Aurélie Tchoghandjian, Nathalie Baeza-Kallee, Christophe Beclin, Philippe Metellus, Carole Colin, François Ducray, José Adélaïde, Geneviève Rougon, Dominique Figarella-Branger
Annals of Surgical Oncology 2012, 19 Suppl 3: S608-19

BACKGROUND: Cellular self-renewal capacity in glioblastomas is heterogeneous, with only stem-like cells having this property. These cells generate a specific tumor phenotype, but no link with tumor location or molecular characteristics has ever been made.

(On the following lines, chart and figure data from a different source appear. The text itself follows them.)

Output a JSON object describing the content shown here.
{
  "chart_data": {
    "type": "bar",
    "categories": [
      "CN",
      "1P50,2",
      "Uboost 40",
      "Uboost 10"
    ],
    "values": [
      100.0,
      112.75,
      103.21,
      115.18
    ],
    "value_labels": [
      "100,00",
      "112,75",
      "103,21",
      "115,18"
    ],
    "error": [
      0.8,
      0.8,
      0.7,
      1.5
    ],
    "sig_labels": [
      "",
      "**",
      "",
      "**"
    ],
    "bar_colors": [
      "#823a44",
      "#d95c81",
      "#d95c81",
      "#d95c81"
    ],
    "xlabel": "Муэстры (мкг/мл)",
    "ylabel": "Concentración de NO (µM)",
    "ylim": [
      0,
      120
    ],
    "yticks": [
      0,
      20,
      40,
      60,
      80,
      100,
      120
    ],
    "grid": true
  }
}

METHODS: Two cells lines, established from cell-dissociated glioblastomas and A2B5+ magnetic cell sorting, were used to decipher the mechanisms of cell migration in glioblastomas. GBM6 was derived from a glioblastoma close to the subventricular zone, whereas GBM9 was derived from a cortical glioblastoma and contained a high number of CD133(+) cells.

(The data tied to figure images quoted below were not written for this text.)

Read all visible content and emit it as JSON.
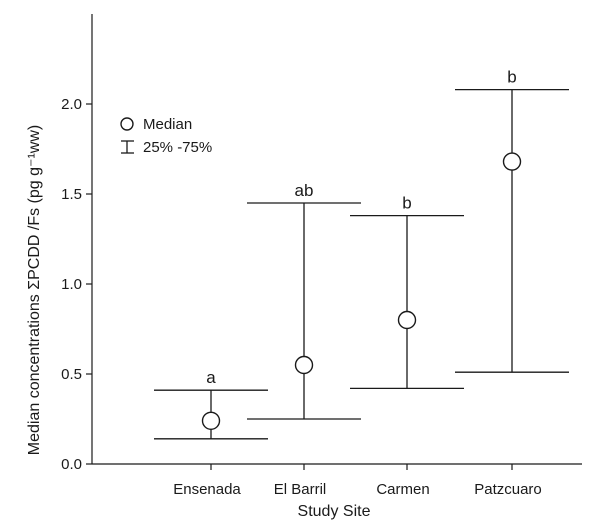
{
  "chart_data": {
    "type": "error-bar",
    "categories": [
      "Ensenada",
      "El Barril",
      "Carmen",
      "Patzcuaro"
    ],
    "median": [
      0.24,
      0.55,
      0.8,
      1.68
    ],
    "q25": [
      0.14,
      0.25,
      0.42,
      0.51
    ],
    "q75": [
      0.41,
      1.45,
      1.38,
      2.08
    ],
    "significance": [
      "a",
      "ab",
      "b",
      "b"
    ],
    "xlabel": "Study Site",
    "ylabel": "Median concentrations ΣPCDD /Fs (pg g⁻¹ww)",
    "ylim": [
      0,
      2.5
    ],
    "yticks": [
      0.0,
      0.5,
      1.0,
      1.5,
      2.0
    ],
    "ytick_labels": [
      "0.0",
      "0.5",
      "1.0",
      "1.5",
      "2.0"
    ],
    "legend": {
      "median_label": "Median",
      "range_label": "25% -75%",
      "position": "upper-left"
    },
    "grid": false
  }
}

RESULTS: Orthotopic injections in both the subventricular zone and the cortex of nude mice showed that GBM6 and GBM9 cells had a differential pattern of migration that mirrored that of adult and fetal normal neural stem cells, respectively. GBM6 demonstrated higher tumorigenicity than GBM9, and whichever cell line was injected, subventricular zone-implanted tumors were larger than cortical ones. In vitro, GBM6 and GBM9 displayed high autorenewal and proliferation rates, and their expression profiles and genomic status showed that they had distinctive molecular signatures: GBM6 was classified as a mesenchymal glioblastoma and GBM9 as a proneural glioblastoma.

CONCLUSIONS: Altogether, our findings suggest that tumor location in addition to molecular signature influence tumor growth and migration pattern.